17 Ocak 2008 Perşembe

Sürüngen Moleküller

Evlerimizin dış ve iç duvarlarının veya otomobillerimizin kaportalarının nasıl boyandığını ve bu boyanın nasıl dayanıklı olabileceğini hiç düşündünüz mü? Fotokopi makinasından veya bilgisayar yazıcısından çıkan renkli veya siyah-beyaz şekillerin ya da yazıların nasıl oluştuğunu hiç merak ettiniz mi? Her gün kullandığımız kap kacağın, büro ve ev eşyalarının bir takım tozların kalıplara dökülmesi ile elde edilebildiğini mutlaka biliyorsunuzdur.
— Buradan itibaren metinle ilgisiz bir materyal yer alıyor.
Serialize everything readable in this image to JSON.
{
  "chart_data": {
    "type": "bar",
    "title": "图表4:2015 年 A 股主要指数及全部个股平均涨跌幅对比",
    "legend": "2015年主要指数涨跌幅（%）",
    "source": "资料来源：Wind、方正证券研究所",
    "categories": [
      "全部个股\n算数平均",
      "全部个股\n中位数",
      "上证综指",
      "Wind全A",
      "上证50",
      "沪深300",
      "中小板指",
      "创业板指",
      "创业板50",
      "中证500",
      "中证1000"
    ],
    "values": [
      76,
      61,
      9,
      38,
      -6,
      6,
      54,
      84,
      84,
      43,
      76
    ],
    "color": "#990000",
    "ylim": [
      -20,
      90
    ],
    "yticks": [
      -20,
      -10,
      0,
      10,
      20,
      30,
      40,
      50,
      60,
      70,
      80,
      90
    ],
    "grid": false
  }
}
Çatlayan plastik bir oyuncağın veya bir su borusunun belli bir sıcaklığa getirilerek nasıl onarılabileceğini herhalde tahmin edebilirsiniz. Öte yandan, çevre bilincinin geliştiği bu günlerde, çevreye barışık su bazlı boya endüstrisinin nasıl kurulabileceği ve girdilerinin ne olacağı önemli bir endüstriyel problemdir. Çünkü su bazlı boyalarla kaportaların antikorozyon kaplanması istenmektedir. Yani hem çevre dostu hem araba dostu boyalar istenmektedir. İşte tüm bu endüstriyel kazanımların ve kolaylıkların arkasında çok heyecanlı bir akademik birikim vardır.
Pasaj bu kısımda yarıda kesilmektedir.